Seasonal trends can be found in many markets and stocks – the U.S. Dollar is no exception. For our purposes today we will keep it very simple and look at which months have typically been “good, bad or indifferent” for USD.
Figure 1 – Ticker DXY (U.S. Dollar 1977-2017) Courtesy ProfitSource by HUBB
In Figure 2 we find the following:
*3 Best Months = January, May and November
*3 Worst Months = April, September and December
*“Other” Months = February, March, June, July, August and October
Figure 3 displays the growth of $1,000 invested in ticker DXY during each of the three periods listed above.
Figure 3 – Growth of $1,000 invested in DXY Good Months (blue), Bad Months (red) and Other Months (green); 1977-present
From Theory to Practice
Traders looking to actually use this information should:
*Determine whether or not they believe there is enough here to really go on.
*Focus on US dollar and inverse US dollar funds and/or ETFs including RYSDX, RYWDX, RDPIX, FDPIX and UUP and UDN.
RYSDX and RYWDX are open-end mutual funds that trade the dollar long (or short) using leverage of 2-to-1. RDPIX and FDPIX do the same without using leverage and UUP and UDN are ETFs that trade the dollar long and short with no leverage.
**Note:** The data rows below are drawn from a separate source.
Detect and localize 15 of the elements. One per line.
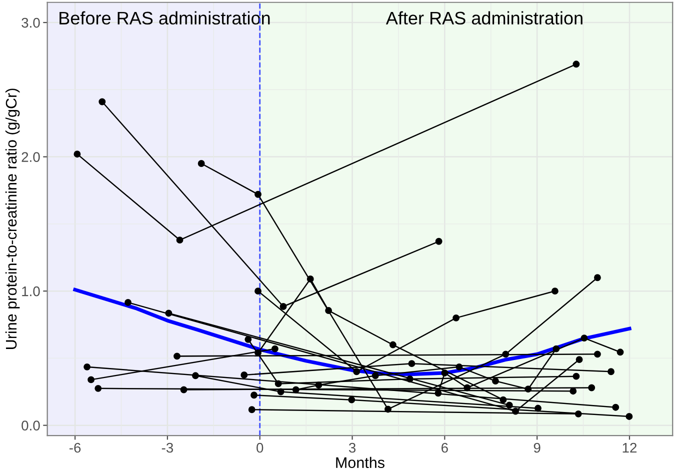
y-tick-label: 1.0 bbox=[22, 286, 40, 296]
x-axis-title: Months bbox=[336, 456, 384, 468]
y-tick-label: 2.0 bbox=[22, 152, 40, 162]
x-tick-label: 9 bbox=[534, 442, 540, 453]
band-label: Before RAS administration bbox=[60, 11, 270, 25]
y-axis-title: Urine protein-to-creatinine ratio (g/gCr) bbox=[5, 88, 20, 349]
x-tick-label: -3 bbox=[162, 442, 174, 453]
x-tick-label: 12 bbox=[622, 442, 637, 453]
y-tick-label: 3.0 bbox=[22, 18, 40, 28]
y-tick-label: 0.0 bbox=[22, 420, 40, 431]
x-tick-label: 6 bbox=[442, 442, 448, 453]
x-tick-label: 0 bbox=[256, 442, 264, 453]
x-tick-label: 3 bbox=[348, 442, 356, 453]
band-label: After RAS administration bbox=[386, 11, 582, 25]
x-tick-label: -6 bbox=[69, 442, 81, 453]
Figure 4 displays the growth of $1,000 using monthly total return data for tickers RYSDX and RYWDX since they starts trading in May 2005, using the following method:
*Long RYSDX (i.e., long the U.S. Dollar) during Jan, May and Nov
*Long RYWDX (i.e., short the U.S. Dollar) during Apr, Sep and Dec
*In Cash (earning 1% annually) during all other months
The bottom line:
*$1,000 invested as described grew to $2,656 (+166%)
*$1,000 invested in RYSDX using buy-and-hold declined to $883 (-12%)
*The average annual % gain using our trading model was +10.4%
*The average annual % loss holding RYSDX was (-0.1%)
*The trading method showed a 12-month gain 84% of the time
*Buying and holding RYSDX showed a 12-month gain 43% of the time
Is this actually a tradable model? That’s not for me to say. I am just putting the idea out there. Still, given the consistent outperformance versus simply buying and holding the U.S. Dollar, it might at least be a good place to start looking.
Disclaimer: The data presented herein were obtained from various third-party sources. While I believe the data to be reliable, no representation is made as to, and no responsibility, warranty or liability is accepted for the accuracy or completeness of such information. The information, opinions and ideas expressed herein are for informational and educational purposes only and do not constitute and should not be construed as investment advice, an advertisement or offering of investment advisory services, or an offer to sell or a solicitation to buy any security.